I should add that I'm not ill-disposed towards cover versions per se, but these celebrity renditions (and the albums are generally almost exclusively cover versions) are not radical free-jazz disembowelments and reconstructions of classic tunes for kazoo orchestra, Tuvan throat singer and Bolivian ear-flute; they're very close retreads of the originals, so as not to frighten the horses. Really what I'm experiencing here is the same bafflement I get when one of the Britain's Got X-Factors throws up a Susan Boyle or a Paul Potts or similar who immediately knocks out an album of "standards" in time for Christmas, because, well, it's that nice lad off the telly, and well, he tries hard, doesn't he? And he's very devoted to his Nan, by all accounts, so that's nice.

But by jiminy it's a lucrative line of business for the record companies. I remember Ian McShane (post-Lovejoy but pre-Deadwood) knocking out an album called From Both Sides Now in the early 1990s, including a cover of the Joni Mitchell song of the same name. That seemed to me a bit of a quirky oddity at the time (though it may not have been, in fact everyone was probably at it; Russ Abbott to name but one) but everyone's at it these days. The most cursory Googling reveals recent album releases from Jason Manford, Alexander Armstrong, the aforementioned Knowles and Walsh, that nice Anton du Beke off the Strictlys, and an album of solo piano material from impressionist Alistair MacGowan.

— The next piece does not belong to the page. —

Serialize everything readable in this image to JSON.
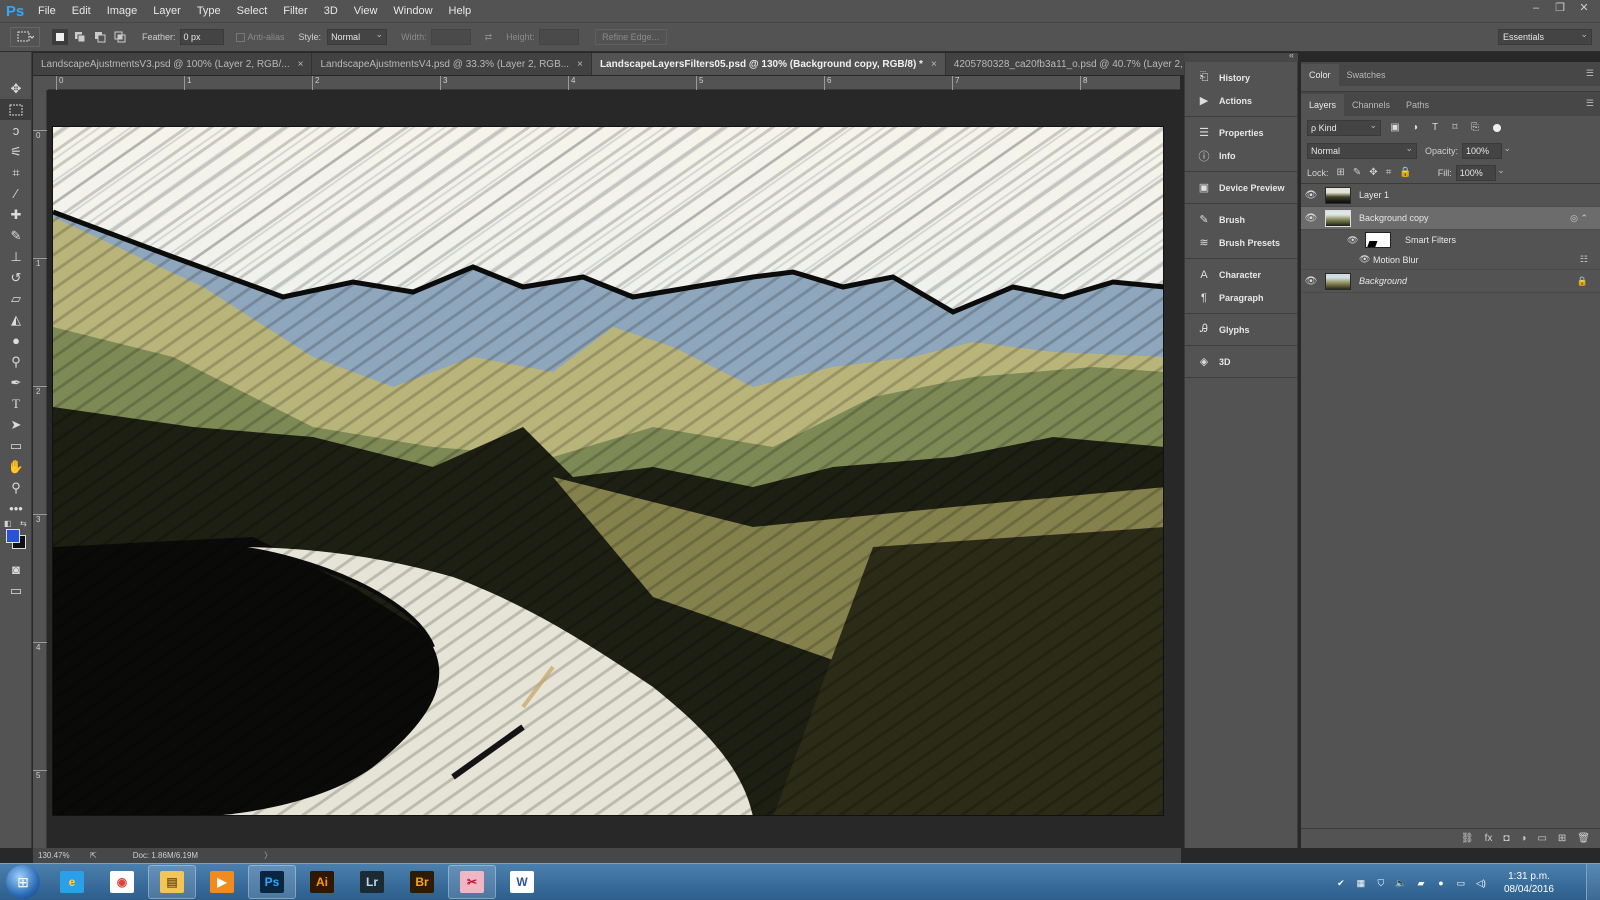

Sadly this one appears to have been played straight, rather than being a series of hilarious comedy caricatures of the playing styles of Alfred Brendel, Sviatoslav Richter, Vladimir Horowitz and others.

Best of all is TV funny man and erstwhile Eastenders star Shane Richie, who clearly takes his music very seriously and would like you to know that his thing is totally different from these half-arsed johnny-come-latelys (KNOOOOWWLES!!! *shakes fist*) who just knock out an album in time for Christmas - although his album is, as it happens, out in time for Christmas. I should point out that the new album's title echoes the title of Trevor Nelson's Radio 2 show which, when I first heard it trailed, appeared to my ear to be called Trevor Nelson's Cunt Rissole, which caused some brief confusion.

But anyway, what I'm saying, in a nutshell, is that I Just Don't Get It. Now there are plenty of wholly admirable mainstream artists with a wholly admirable body of self-composed and self-played material, but whom I nonetheless Just Don't Get in some fundamental way, Bruce Springsteen being one obvious example. But in general those who like Springsteen (and in my experience those who like Springsteen REALLY like Springsteen) at least started with the music, that being primarily what he does. The idea that they would therefore be very interested in, let's say, seeing The Boss present his own daytime DIY-themed TV show (Carpenters On The Edge Of Town or something) seems a bit odd, though I daresay there might be an audience for it.


The black rabbit said...

That's your Chrissy prezzy sorted then!

The black rabbit said...
This comment has been removed by the author.
electrichalibut said...

All the Amazon research and link-gathering I did for this post means the Knowles album is top of my recommendations list now. It's probably been added to my wish list as well.